I have been enjoying watching the progress in the building of the gigantic new shopping centre in Shepherd's Bush. Over the last couple of years the huge piece of wasteland between the BBC and Shepherd's Bush Grey has been a hive of industry, but now the project is well underway and you can get a real sense of the scale of the new complex. I don't know what effect the centre will have on Shepherd's Bush life, whether it will gentrify the area or simply attract more slightly threatening people who like to loll around in the street drinking cans of beer in the afternoon. But at least it should be more convenient for me if I want to buy stuff.
At the moment the building is really just a skellington, although in certain parts the outside walls are in place and even the decorative green exterior is in place. It's hard to get an accurate idea of just how many shops will be in there. It's maybe four or five storeys high and stretches on for a good half a mile (I am guessing). I wonder if they will have a Rymans in there, for me to avoid going to. As long as there is a Marks and Spencer's Food Court I will be happy. I might ask a workman which one will be the M&S and start camping outside of it now so that I can have my pick of the over-priced fruit salads. I imagine we are a good two years from the place opening, but it is good to be prepared.
I am more fascinated by the cranes that are dotted around the building site. They fill me with awe and wonder. Partly because they look so amazing from a distance, especially at sunset, but mainly because I can't begin to work out how they get them there or what kind of a brave man dare work in them. Surely you would need a crane to put a crane up. They can't just drive them to the location already extended. The construction of the cranes to me seems more intricate and laborious than the actual building of the buildings.
And what kind of a man would be heroic enough to work in one of these things? So high above the earth, with so much precision expected from your lifting and placing of girders and concrete blocks.
It is a job I could never do - as you may have guessed from my inability to do a hill start in a manual car which is at least on the ground. The distance to the ground would be dizzying and the pressure to subtly operate such a monstrous dinosaur-like piece of equipment would cause me to expire from embarrassment. I have so much respect for the crane driver. If there are any of you reading this now - (and although I don't see the crane driver as the typical Warming Up subscriber, I hope there is at least one of you who bucks my prejudiced mindset)- then please get in touch and I will thank you personally for all your heroic work.

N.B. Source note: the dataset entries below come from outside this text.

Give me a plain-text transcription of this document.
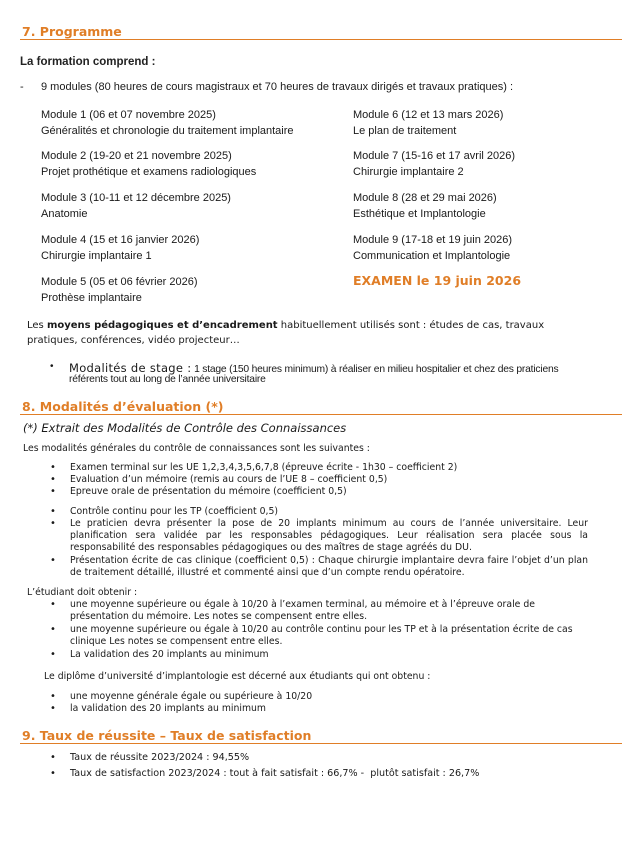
7. Programme
La formation comprend :
- 9 modules (80 heures de cours magistraux et 70 heures de travaux dirigés et travaux pratiques) :
Module 1 (06 et 07 novembre 2025)
Généralités et chronologie du traitement implantaire
Module 2 (19-20 et 21 novembre 2025)
Projet prothétique et examens radiologiques
Module 3 (10-11 et 12 décembre 2025)
Anatomie
Module 4 (15 et 16 janvier 2026)
Chirurgie implantaire 1
Module 5 (05 et 06 février 2026)
Prothèse implantaire
Module 6 (12 et 13 mars 2026)
Le plan de traitement
Module 7 (15-16 et 17 avril 2026)
Chirurgie implantaire 2
Module 8 (28 et 29 mai 2026)
Esthétique et Implantologie
Module 9 (17-18 et 19 juin 2026)
Communication et Implantologie
EXAMEN le 19 juin 2026
Les moyens pédagogiques et d’encadrement habituellement utilisés sont : études de cas, travaux
pratiques, conférences, vidéo projecteur…
• Modalités de stage : 1 stage (150 heures minimum) à réaliser en milieu hospitalier et chez des praticiens
référents tout au long de l’année universitaire
8. Modalités d’évaluation (*)
(*) Extrait des Modalités de Contrôle des Connaissances
Les modalités générales du contrôle de connaissances sont les suivantes :
• Examen terminal sur les UE 1,2,3,4,3,5,6,7,8 (épreuve écrite - 1h30 – coefficient 2)
• Evaluation d’un mémoire (remis au cours de l’UE 8 – coefficient 0,5)
• Epreuve orale de présentation du mémoire (coefficient 0,5)
• Contrôle continu pour les TP (coefficient 0,5)
• Le praticien devra présenter la pose de 20 implants minimum au cours de l’année universitaire. Leur planification sera validée par les responsables pédagogiques. Leur réalisation sera placée sous la responsabilité des responsables pédagogiques ou des maîtres de stage agréés du DU.
• Présentation écrite de cas clinique (coefficient 0,5) : Chaque chirurgie implantaire devra faire l’objet d’un plan de traitement détaillé, illustré et commenté ainsi que d’un compte rendu opératoire.
L’étudiant doit obtenir :
• une moyenne supérieure ou égale à 10/20 à l’examen terminal, au mémoire et à l’épreuve orale de présentation du mémoire. Les notes se compensent entre elles.
• une moyenne supérieure ou égale à 10/20 au contrôle continu pour les TP et à la présentation écrite de cas clinique Les notes se compensent entre elles.
• La validation des 20 implants au minimum
Le diplôme d’université d’implantologie est décerné aux étudiants qui ont obtenu :
• une moyenne générale égale ou supérieure à 10/20
• la validation des 20 implants au minimum
9. Taux de réussite – Taux de satisfaction
• Taux de réussite 2023/2024 : 94,55%
• Taux de satisfaction 2023/2024 : tout à fait satisfait : 66,7% -  plutôt satisfait : 26,7%
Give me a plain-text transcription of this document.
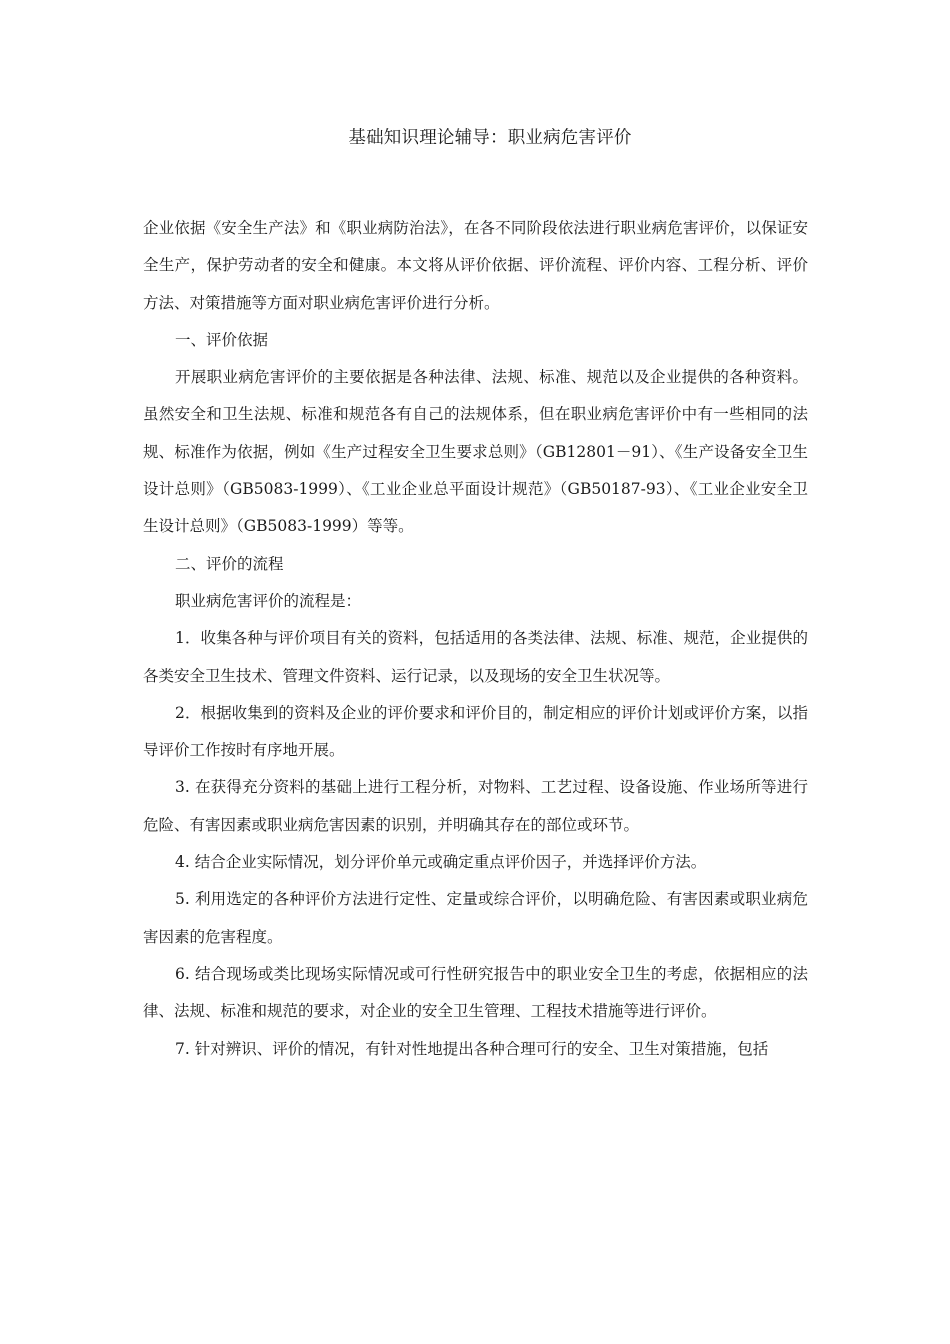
基础知识理论辅导：职业病危害评价

企业依据《安全生产法》和《职业病防治法》，在各不同阶段依法进行职业病危害评价，以保证安全生产，保护劳动者的安全和健康。本文将从评价依据、评价流程、评价内容、工程分析、评价方法、对策措施等方面对职业病危害评价进行分析。

一、评价依据

开展职业病危害评价的主要依据是各种法律、法规、标准、规范以及企业提供的各种资料。虽然安全和卫生法规、标准和规范各有自己的法规体系，但在职业病危害评价中有一些相同的法规、标准作为依据，例如《生产过程安全卫生要求总则》（GB12801－91）、《生产设备安全卫生设计总则》（GB5083-1999）、《工业企业总平面设计规范》（GB50187-93）、《工业企业安全卫生设计总则》（GB5083-1999）等等。

二、评价的流程

职业病危害评价的流程是：

1．收集各种与评价项目有关的资料，包括适用的各类法律、法规、标准、规范，企业提供的各类安全卫生技术、管理文件资料、运行记录，以及现场的安全卫生状况等。

2．根据收集到的资料及企业的评价要求和评价目的，制定相应的评价计划或评价方案，以指导评价工作按时有序地开展。

3. 在获得充分资料的基础上进行工程分析，对物料、工艺过程、设备设施、作业场所等进行危险、有害因素或职业病危害因素的识别，并明确其存在的部位或环节。

4. 结合企业实际情况，划分评价单元或确定重点评价因子，并选择评价方法。

5. 利用选定的各种评价方法进行定性、定量或综合评价，以明确危险、有害因素或职业病危害因素的危害程度。

6. 结合现场或类比现场实际情况或可行性研究报告中的职业安全卫生的考虑，依据相应的法律、法规、标准和规范的要求，对企业的安全卫生管理、工程技术措施等进行评价。

7. 针对辨识、评价的情况，有针对性地提出各种合理可行的安全、卫生对策措施，包括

Don't offer to take me up to your workplace though. I can think of no worse punishment. If I ever commit a serious crime (and get caught for it) then you should let the judge know that this should be my punishment.
I was now going to tell you a crane based story, but see that
I have told you already and I wouldn't want to be the kind of bore that repeated himself. But it does at least illustrate the point that I am fascinated by cranes and that this isn't just a passing fad or fancy. I suppose we are all impressed by things that fill us with both awe and fear in equal measure.
A crane is so huge that it makes me realise how insignificant I am and working in a crane so gut-wrenchingly unappealing that it makes me realise how cowardly I am. But it is lucky that I can only see as far as the cranes, because if I looked beyond them to the stars and the endless depths of space I would probably have to give up there and then.